Durbakayım, bu modelin doğru olmadığını söyledi ve sözlerine şu şekilde devam etti;
"Bir kere yaptığımız işte kar-zarar ortaklığı şeklinde arsa sahibiyle birlikte hareket etmemiz gerekiyor. Neticede bu iş. Bu ortaklık kurulduktan sonra finans sektörüne çıkıp projeyi tanıtıp arsa sahibi, müteahhit ve finans kuruluşu ortaklığı oluşturmalı ve proje süreci bu şekilde yönetilmeli. Önümüzdeki dönemde yapı müteahhitleri olarak bu modele geçeceğiz.
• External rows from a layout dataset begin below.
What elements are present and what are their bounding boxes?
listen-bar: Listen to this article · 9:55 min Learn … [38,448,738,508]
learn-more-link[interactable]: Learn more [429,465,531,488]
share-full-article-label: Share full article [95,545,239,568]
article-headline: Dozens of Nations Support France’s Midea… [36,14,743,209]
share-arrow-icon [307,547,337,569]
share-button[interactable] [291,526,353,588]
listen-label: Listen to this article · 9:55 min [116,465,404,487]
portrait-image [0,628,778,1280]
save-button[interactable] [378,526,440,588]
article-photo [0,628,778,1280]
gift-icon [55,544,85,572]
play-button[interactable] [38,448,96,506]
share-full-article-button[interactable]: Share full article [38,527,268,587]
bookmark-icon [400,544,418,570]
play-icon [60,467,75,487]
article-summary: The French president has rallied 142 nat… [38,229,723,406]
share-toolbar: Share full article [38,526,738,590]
Bunu kentsel dönüşümde de yapmak mümkün."
"1999 depreminden önce yapılan 13,5 milyon konut bulunuyor"
Gayrimenkul ve Gayrimenkul Yatırım Ortaklığı Derneği (GYODER) Başkan Yardımcısı Neşecan Çekici, Türkiye genelinde 6,5-7 milyon konutun dönüşümünün söz konusu olduğunu ifade ederek, kentsel dönüşüm süreçlerini anlattı.
Çekici, "1999 depreminden önce inşa edilmiş 3 milyonu İstanbul'da olmak üzere Türkiye genelinde 13,5 milyon konut bulunuyor. 6-7 milyonla sınırlı değil aslında. Bu da 400-500 milyar dolar finans gerektiriyor." diye konuştu.
Bu finansmanın gelişmekte olan herhangi bir ülkenin GSYİH'sine bedel olduğunu ifade eden Çekici, kentsel dönüşümde değer oluşturma amacının izlenmesi ve uzlaşma adabının taşınması gerektiğini belirtti.
Çekici, dernek olarak üzerinde çalıştıkları kentsel dönüşüm modellerinden bahsederek, bu sürecin hızlıca ele alınması gerektiğini söyledi.
"Yabancıya satışta alınacak çok yol var"
Konut Geliştiricileri ve Yatırımcıları Derneği (KONUTDER) Yönetim Kurulu Başkan Yardımcısı Ziya Yılmaz, konuşmasıda yabancıya konut satışının önemine değindi.
Burada herkese büyük görev düştüğünü ifade eden Yılmaz, yapılan son düzenlemelerin sektör için son derece umut verici olduğunu belirtti. Yabancıya satışta alınması gereken çok yol bulunduğunu ifade eden Yılmaz, "En kötü ihtimalle 2-3 yıl içerisinde yabancıya satış cirosunu yıllık 20 milyar dolara, beş yıl içinde de 30 milyar dolara çıkarabileceğimize inanıyorum. Bunu başarmış bir konut sektörü düşünün. Diyelim ki ülke olarak doğal gaza, petrole her yıl 40-50 milyar dolar para veriyoruz. Bu açığın yarısını yabancıya konut satışından çıkarırız." diye konuştu.